I'm another native speaker who graduated high school more by dint of luck and pity than for any other reason, and then went to work instead of college. Between the context and the similarity with the adjective "subservient", "subserves" proved trivial to parse, and I haven't yet been able to come up with another expression of the same concept that is also as concise. In any case, it seems unlikely that educational attainment is all that useful an indicator here.
In general writing, your point has merit. In the title of an academic paper published in a journal of philosophy, I don't know that the strictures and desiderata of general writing wholly apply.
"A hypothesis that if one touches their face, they are more likely to smell themselves as well"

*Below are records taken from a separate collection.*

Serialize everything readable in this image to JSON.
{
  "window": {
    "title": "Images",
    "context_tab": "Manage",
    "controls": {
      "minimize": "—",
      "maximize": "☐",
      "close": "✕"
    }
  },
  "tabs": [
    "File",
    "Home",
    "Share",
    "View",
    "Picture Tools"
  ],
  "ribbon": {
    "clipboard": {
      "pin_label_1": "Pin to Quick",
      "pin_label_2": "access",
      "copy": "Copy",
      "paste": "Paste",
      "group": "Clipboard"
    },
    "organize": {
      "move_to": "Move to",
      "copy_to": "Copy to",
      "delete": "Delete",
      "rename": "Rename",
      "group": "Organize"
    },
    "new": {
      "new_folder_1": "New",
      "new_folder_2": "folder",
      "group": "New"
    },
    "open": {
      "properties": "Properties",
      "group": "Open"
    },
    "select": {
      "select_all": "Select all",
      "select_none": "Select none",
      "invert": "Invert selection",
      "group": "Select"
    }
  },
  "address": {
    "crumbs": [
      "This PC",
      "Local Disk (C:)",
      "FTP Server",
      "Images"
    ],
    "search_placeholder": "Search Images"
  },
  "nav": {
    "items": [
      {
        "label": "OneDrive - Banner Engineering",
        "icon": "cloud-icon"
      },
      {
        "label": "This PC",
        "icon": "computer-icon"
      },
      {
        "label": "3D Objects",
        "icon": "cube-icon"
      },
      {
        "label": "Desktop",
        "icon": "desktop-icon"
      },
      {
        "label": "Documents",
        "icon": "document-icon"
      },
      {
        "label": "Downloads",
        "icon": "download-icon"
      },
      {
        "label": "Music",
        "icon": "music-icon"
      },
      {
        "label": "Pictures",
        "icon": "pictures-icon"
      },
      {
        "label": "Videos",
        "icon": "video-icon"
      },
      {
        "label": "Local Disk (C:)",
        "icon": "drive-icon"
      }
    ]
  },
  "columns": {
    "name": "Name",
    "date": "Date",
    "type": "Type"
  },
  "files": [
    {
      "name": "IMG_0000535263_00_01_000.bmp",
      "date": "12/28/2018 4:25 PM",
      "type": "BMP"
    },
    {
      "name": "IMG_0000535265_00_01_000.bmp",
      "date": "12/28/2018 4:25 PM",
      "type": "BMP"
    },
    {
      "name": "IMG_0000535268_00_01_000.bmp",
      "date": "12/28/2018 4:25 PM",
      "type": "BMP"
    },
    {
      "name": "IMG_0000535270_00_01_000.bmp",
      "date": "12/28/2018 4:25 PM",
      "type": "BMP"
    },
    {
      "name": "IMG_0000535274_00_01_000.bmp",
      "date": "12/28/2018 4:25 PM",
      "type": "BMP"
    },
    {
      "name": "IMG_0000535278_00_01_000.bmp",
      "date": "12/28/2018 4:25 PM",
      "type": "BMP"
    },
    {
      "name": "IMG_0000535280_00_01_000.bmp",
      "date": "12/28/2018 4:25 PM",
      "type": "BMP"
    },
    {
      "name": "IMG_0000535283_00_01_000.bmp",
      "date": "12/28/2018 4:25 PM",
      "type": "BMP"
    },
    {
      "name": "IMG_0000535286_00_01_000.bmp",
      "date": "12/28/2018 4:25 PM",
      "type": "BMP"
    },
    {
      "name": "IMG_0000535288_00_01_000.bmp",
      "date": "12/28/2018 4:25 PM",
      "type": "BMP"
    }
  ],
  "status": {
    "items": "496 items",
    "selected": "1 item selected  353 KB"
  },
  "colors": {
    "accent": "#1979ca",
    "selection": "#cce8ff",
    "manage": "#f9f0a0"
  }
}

is an infinitely clearer title, in my opinion.
If your goal is for only 5 people to understand you and think you are cool, then it's no surprise why we have academic titles like
"Embodied intersectionality and the intersectional management of hotel labour: the everyday experiences of social differentiation in customer‐oriented work"
The purpose of academic publication is to communicate with others in the same field, where the terminology of art is shared among all. Not having acquainted yourself with a given field's specific lexicon, why would you expect to understand without effort the meaning of titles that make heavy use of it?
For that matter, not being a participant in the work of which these publications constitute a part, why insist that those who do participate in it to talk with one another in the same language they'd use to make their work understandable to a lay audience such as yourself?
None of this seems very reasonable to me. You've done a splendid job of making clear that you value your own opinion in such matters quite highly, but you've left much to be desired in explaining why anyone else should do the same.
I'd have gone with "supports", maybe, but the connotation is different; "subserves" says self-smelling is a major purpose of self-face-touching, "supports" suggests the association may be coincidental. Since the paper's claim appears to be the former, it makes sense to use the stronger word in the title, too.
In general writing, your point has merit. In the title of an academic paper published in a journal of philosophy, I don't know that the strictures and desiderata of general writing wholly apply.